No one jeered the boy’s return; the villagers slept, satisfied with their celebration, there in their huts and here in the village square to which Ahthon headed. In the center of the square, Ahthon planted his walking stick and screwed it into the ground until it disappeared. As the boy walked away, a gurgling sound accompanied tremors beneath the surface of the earth. The boy didn’t turn to see the geyser gushing from the point of his walking stick and flooding the entire basin in which the village stood. Barely a scream was heard from villagers who drowned, most of them, before they had a chance to awaken.

By the time Ahthon neared Chitra’s hut, however, he had to swim to the lesung in which the terrified girl floated. “A flash flood,” explained Ahthon. “Let me push you to the shore.” Ahthon alternated propelling the log and swimming back up to it until the lesung landed on a beach.

The boy led Chitra a little ways to the tree under which, earlier in the day and in another life, he had sought refuge from the blistering heat. Already, thanks to the refreshment its roots received from the sudden lake, the tree bore fruit. Ahthon picked some and presented it to Chitra. Exhausted as the villagers had been from their revels, the girl and boy slept, but safely, until, with morning, they were awakened by the cries of a young man dragging a huge bag.

“Oh, my God, what is—what has happened? How can this—where is my family? my friends? my home?” screamed Antok. “Yesterday, this was a dustbowl. Now . . . how can this be?”

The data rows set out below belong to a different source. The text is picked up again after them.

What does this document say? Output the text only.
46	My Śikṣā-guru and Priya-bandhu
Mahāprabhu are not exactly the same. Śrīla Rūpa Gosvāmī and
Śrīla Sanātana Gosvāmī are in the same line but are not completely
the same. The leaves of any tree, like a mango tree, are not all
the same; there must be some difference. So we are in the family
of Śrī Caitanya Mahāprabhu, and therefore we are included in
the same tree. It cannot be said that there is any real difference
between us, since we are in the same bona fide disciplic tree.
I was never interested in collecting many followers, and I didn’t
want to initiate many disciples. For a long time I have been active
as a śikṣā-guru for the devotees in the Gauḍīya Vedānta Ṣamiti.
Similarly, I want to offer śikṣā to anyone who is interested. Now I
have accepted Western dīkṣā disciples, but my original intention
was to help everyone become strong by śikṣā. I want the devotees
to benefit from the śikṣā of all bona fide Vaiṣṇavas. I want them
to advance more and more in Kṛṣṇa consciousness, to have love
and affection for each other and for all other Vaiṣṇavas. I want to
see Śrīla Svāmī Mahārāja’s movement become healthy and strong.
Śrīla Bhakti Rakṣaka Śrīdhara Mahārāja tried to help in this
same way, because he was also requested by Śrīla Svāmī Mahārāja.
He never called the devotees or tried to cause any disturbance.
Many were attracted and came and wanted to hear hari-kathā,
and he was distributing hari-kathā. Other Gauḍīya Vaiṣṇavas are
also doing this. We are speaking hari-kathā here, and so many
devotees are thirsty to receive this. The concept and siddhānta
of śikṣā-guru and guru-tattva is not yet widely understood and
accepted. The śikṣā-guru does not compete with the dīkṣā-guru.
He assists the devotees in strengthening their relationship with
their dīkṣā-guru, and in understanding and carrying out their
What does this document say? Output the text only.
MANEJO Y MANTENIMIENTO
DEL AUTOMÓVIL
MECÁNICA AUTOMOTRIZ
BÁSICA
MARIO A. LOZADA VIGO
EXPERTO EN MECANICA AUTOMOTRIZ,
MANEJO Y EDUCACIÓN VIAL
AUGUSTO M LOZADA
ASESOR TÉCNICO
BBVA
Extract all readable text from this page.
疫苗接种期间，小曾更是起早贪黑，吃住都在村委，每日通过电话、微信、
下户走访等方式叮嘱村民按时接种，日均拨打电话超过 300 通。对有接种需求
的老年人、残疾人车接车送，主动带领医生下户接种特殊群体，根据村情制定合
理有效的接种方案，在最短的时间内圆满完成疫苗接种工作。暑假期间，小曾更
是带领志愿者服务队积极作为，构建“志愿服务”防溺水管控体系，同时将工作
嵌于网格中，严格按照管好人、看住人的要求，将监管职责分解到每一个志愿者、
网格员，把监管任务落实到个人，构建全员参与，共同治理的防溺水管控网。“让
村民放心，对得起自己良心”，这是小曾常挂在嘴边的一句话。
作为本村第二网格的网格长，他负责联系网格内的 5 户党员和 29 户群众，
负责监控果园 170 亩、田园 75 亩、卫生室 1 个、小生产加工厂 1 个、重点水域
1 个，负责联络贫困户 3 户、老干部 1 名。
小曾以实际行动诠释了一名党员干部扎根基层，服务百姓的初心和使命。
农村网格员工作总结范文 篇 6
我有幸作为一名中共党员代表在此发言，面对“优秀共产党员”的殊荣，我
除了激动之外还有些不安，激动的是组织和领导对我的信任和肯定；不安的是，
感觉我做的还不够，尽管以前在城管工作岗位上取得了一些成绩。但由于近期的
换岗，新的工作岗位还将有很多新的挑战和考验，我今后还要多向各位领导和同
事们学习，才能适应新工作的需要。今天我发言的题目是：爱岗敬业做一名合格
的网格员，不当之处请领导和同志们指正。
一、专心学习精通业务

Chitra and Ahthon held on to the mourning Antok and shook their heads as did he.

“I am back from the sea with these fish to feed the village,” Antok keened, “but there is no village to feed.”

“Let us save the fish,” said Ahthon. “Let us pour the bag into the lake.”

“No, no!” Antok grabbed the bag. “They are almost dead already from my trek. And, besides, they are sea fish; they will drown in fresh water.”

“This lake will not harm them just because they are different, because they seem not to belong. It will embrace them.” And before Antok could stop him, Ahthon ripped open the bag and threw it far into the lake; its fish swam quickly away, leaping, as they made the lake their new home.

Eventually, on the shores of Lake Rawa Pening, the descendents of Ahthon and Chitra and of Antok and a girl from the coast made a haven for themselves and for many others seeking refuge from a cruel world.


Bio

A native New Yorker, James Penha has lived for the past three decades in Indonesia. Nominated for Pushcart Prizes in fiction and poetry, his work has lately appeared in several anthologies: Home Is Where You Queer Your Heart, Pages Penned in Pandemic, The Impossible Beast: Queer Erotic Poems, The View From Olympia, Queers Who Don’t Quit, What We Talk About It When We Talk About It, Headcase, Lovejets, and What Remains (short-listed for the 2021 Eric Hoffer Book Award). His essays have appeared in The New York Daily News and The New York Times. Penha edits The New Verse News, an online journal of current-events poetry. Twitter: @JamesPenha.

Author's note

When I moved to Indonesia three decades ago ago, I fell in love with its archipelago, its people, and its folk tales. Every island, every village, every tribe I visited had its tales and they became for me souvenirs of my travels in my adopted homeland. But most of the tales, especially when passed on to me orally by natives, were as fragmentary as a chicken riddle or an Aesop fable. I wanted to ask the story-teller why an angel would do this or why a goddess would choose that, but knew that the raconteur would have no way of knowing and no desire to improvise on what had been told to him. If I did dare to be impolite enough to raise doubts and queries, I would be told to "believe it or not. It's up to you." I took on the challenge to understand the actions and explain the motivations of characters of some great Indonesian folk tales. Using the logic and often the sensibilities of contemporary fiction I have by now adapted a dozen such stories without, I hope, sacrificing the magic and fantasy and exoticism of the originals. The ancient Javanese tale of Rawa Pening, for example, has become in my rendering “The Snake Boy.”